US corporates are seeing good deals in their own debt right now. This is because many are quietly buying back their bonds in the open market for prices well below par, ie. what they sold the bonds to investors for.
If these companies turn out right, then they could be getting some real steals in the market.
For example, Hexion Specialty Chemicals, owned by private equity firm Apollo Management, recently bought back their debt for as little as 22 cents on the dollar. Struggling Beazer Homes (BZH) bought their debt for 50 cents on the dollar. Compared to paying 100 cents at maturity, these are some stellar returns on capital if the companies have the cash on hand.
Overall this is good news for credit markets. Investors who don’t sell are likely to see their bonds rally and it’s reassuring to see struggling companies more confident in using their cash.
Still, when it comes to private equity-controlled companies, such as Hexion, debt buy backs appear to present a conflict of interest.

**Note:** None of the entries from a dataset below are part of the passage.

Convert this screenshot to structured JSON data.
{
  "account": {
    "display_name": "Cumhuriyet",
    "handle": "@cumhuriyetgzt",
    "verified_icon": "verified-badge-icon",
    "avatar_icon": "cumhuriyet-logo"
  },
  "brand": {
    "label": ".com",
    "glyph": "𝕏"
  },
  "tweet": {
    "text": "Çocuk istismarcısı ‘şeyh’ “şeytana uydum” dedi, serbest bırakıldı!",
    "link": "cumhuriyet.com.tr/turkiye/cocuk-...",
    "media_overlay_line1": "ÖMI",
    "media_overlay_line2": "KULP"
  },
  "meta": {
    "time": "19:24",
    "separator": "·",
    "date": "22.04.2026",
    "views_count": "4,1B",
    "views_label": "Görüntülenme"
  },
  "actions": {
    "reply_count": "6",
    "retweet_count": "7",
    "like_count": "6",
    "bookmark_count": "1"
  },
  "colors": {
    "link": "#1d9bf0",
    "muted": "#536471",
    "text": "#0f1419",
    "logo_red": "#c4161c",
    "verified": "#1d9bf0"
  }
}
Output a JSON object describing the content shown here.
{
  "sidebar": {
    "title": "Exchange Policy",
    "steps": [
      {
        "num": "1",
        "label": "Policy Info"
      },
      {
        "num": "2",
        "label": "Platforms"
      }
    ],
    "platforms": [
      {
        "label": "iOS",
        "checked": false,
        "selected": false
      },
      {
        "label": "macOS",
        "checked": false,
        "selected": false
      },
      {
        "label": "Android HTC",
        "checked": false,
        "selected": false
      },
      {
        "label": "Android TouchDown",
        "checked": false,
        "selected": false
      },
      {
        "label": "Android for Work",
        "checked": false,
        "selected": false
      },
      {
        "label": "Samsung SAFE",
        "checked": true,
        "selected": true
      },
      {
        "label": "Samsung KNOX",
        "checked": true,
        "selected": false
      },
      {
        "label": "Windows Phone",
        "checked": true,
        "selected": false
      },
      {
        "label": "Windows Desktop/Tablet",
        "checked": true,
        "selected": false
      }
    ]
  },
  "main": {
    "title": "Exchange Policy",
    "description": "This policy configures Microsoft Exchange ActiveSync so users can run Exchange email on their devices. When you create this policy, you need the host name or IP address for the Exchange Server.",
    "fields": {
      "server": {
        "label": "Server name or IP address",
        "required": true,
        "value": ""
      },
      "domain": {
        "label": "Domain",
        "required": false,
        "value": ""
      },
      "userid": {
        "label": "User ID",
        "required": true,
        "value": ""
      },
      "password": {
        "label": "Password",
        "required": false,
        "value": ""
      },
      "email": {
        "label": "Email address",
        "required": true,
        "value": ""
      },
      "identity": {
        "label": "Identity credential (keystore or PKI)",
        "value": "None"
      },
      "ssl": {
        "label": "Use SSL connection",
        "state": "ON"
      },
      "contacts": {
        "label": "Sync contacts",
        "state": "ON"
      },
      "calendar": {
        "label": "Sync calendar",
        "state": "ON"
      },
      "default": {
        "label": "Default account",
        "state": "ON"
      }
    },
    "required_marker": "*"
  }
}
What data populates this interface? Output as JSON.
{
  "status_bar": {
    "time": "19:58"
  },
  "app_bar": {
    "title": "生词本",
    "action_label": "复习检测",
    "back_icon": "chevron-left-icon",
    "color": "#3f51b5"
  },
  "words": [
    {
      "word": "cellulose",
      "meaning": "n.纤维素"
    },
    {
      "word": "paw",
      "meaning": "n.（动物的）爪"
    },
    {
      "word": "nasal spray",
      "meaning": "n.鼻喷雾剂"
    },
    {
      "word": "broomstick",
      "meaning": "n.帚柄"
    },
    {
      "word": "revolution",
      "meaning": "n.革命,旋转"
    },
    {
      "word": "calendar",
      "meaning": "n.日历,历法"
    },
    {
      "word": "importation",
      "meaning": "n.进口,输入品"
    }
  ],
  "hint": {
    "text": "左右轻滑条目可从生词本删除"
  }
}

If a company wants to buy back their debt, they surely don’t want to talk up their liquidity situation beforehand. In fact, a little added gloom might actually make their debt cheaper. We’re not accusing any company of doing this, but it can happen at some level.
“No one wants to announce a bond or loan buyback until they have to, as that will move prices,” said Tom Newberry, head of leveraged finance at Credit Suisse in New York. “Those firms that can do this quietly and under the radar screen can buy more cheaply and chip away at their maturities.”